For the next few minutes Lacoste moved slowly down the long, concrete corridor, looking at old photographs framed and hung, of victorious school teams and school government. And there was young Madeleine Favreau, née Gagnon. Smiling, healthy, with every expectation of a long and exciting life. Jostled by the kids now crowding into the halls Agent Lacoste wondered what high school must have been like for Madeleine. Did she also smell of fear? She didn’t look it, but then the most fearful people often didn’t.

Gamache took his seat again and reached for his coffee. They all looked at the new list. Under the heading How are the two séances different? he’d written,

Hazel

Sophie

Dinner party

Old Hadley house

Jeanne Chauvet more serious

He explained that on being interviewed the psychic had said she wasn’t prepared for the first, it had been Gabri’s little surprise, and so she hadn’t taken it seriously. She’d judged they were really just a bored group of villagers looking for titillation. So she’d given them the cheap, Hollywood version. Silly melodrama. But when someone later told her about the old Hadley house and somehow the idea of contacting the dead there had come up, she’d taken it seriously.

‘Why?’ asked Lemieux.

‘You’re not really that thick,’ snapped Nichol. ‘The old Hadley house is supposedly haunted. She contacts ghosts for a living. Hello?’

Beauvoir, ignoring Nichol, got up and wrote,

Candles

Salt

‘Anything else?’ he asked. He liked writing things on the board. Always had. He liked the smell of magic marker. The squeak it made. And the order it created from random ideas.

‘Her incantations,’ said Gamache. ‘They’re important.’

‘Right,’ said Nichol, rolling her eyes.

‘For setting atmosphere,’ said Gamache. ‘That was a major difference. From what I understand the Good Friday séance was frightening, but the Sunday night one was terrifying. Maybe the murderer tried to kill Madeleine Friday night but it just wasn’t scary enough.’

‘So who suggested the old Hadley house?’ asked Lemieux and shot Nichol a look, daring her to mock him again. She just sneered and shook her head. He could feel the rage rising from his chest, boiling there and bubbling to his throat. It was bad enough to be mocked, to be insulted, to be accused of sucking up.
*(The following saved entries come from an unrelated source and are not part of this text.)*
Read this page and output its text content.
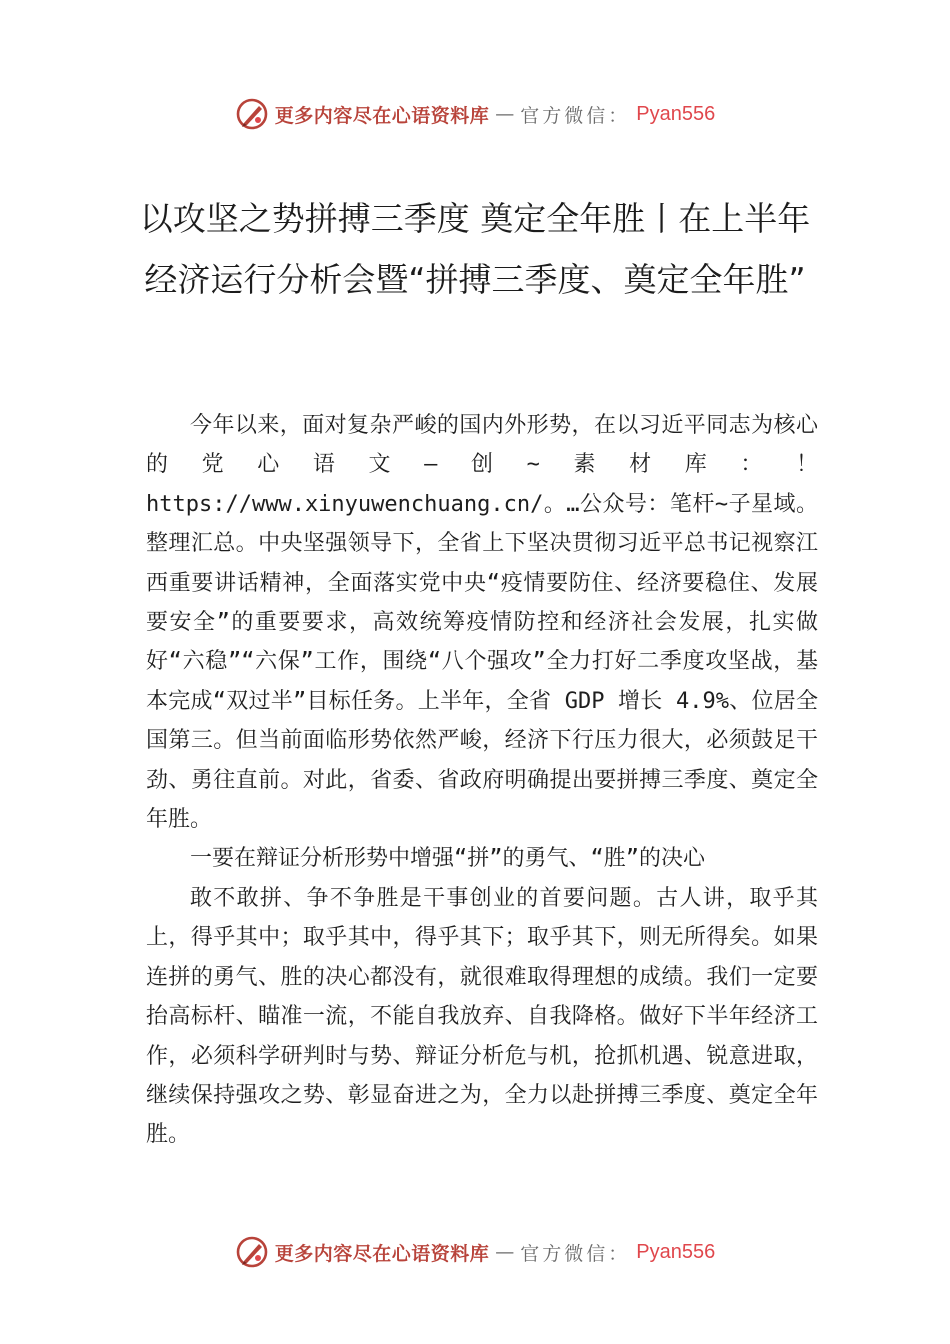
更多内容尽在心语资料库 — 官方微信： Pyan556
以攻坚之势拼搏三季度 奠定全年胜丨在上半年经济运行分析会暨“拼搏三季度、奠定全年胜”

今年以来，面对复杂严峻的国内外形势，在以习近平同志为核心的党心语文—创~素材库：！https://www.xinyuwenchuang.cn/。…公众号：笔杆~子星域。整理汇总。中央坚强领导下，全省上下坚决贯彻习近平总书记视察江西重要讲话精神，全面落实党中央“疫情要防住、经济要稳住、发展要安全”的重要要求，高效统筹疫情防控和经济社会发展，扎实做好“六稳”“六保”工作，围绕“八个强攻”全力打好二季度攻坚战，基本完成“双过半”目标任务。上半年，全省 GDP 增长 4.9%、位居全国第三。但当前面临形势依然严峻，经济下行压力很大，必须鼓足干劲、勇往直前。对此，省委、省政府明确提出要拼搏三季度、奠定全年胜。

一要在辩证分析形势中增强“拼”的勇气、“胜”的决心

敢不敢拼、争不争胜是干事创业的首要问题。古人讲，取乎其上，得乎其中；取乎其中，得乎其下；取乎其下，则无所得矣。如果连拼的勇气、胜的决心都没有，就很难取得理想的成绩。我们一定要抬高标杆、瞄准一流，不能自我放弃、自我降格。做好下半年经济工作，必须科学研判时与势、辩证分析危与机，抢抓机遇、锐意进取，继续保持强攻之势、彰显奋进之为，全力以赴拼搏三季度、奠定全年胜。

更多内容尽在心语资料库 — 官方微信： Pyan556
But to be dismissed as pathetic was the worst.

‘I don’t know,’ said Gamache. ‘We’ve asked and no one can remember.’

‘But if you think the move to the old Hadley house was key then that lets out Hazel and Sophie,’ said Beauvoir.

‘Why?’ asked Lemieux.

‘They weren’t there to suggest it.’

There was a pause.

‘But Sophie’s the only person who’s different from the first to the second séance,’ said Nichol. ‘I don’t think the first had anything to do with murder. I think it only occurred to someone later. And that’s because that someone wasn’t at the first séance.’

‘But Sophie isn’t the only new person,’ said Lemieux. ‘Her mother was only at the second séance as well.’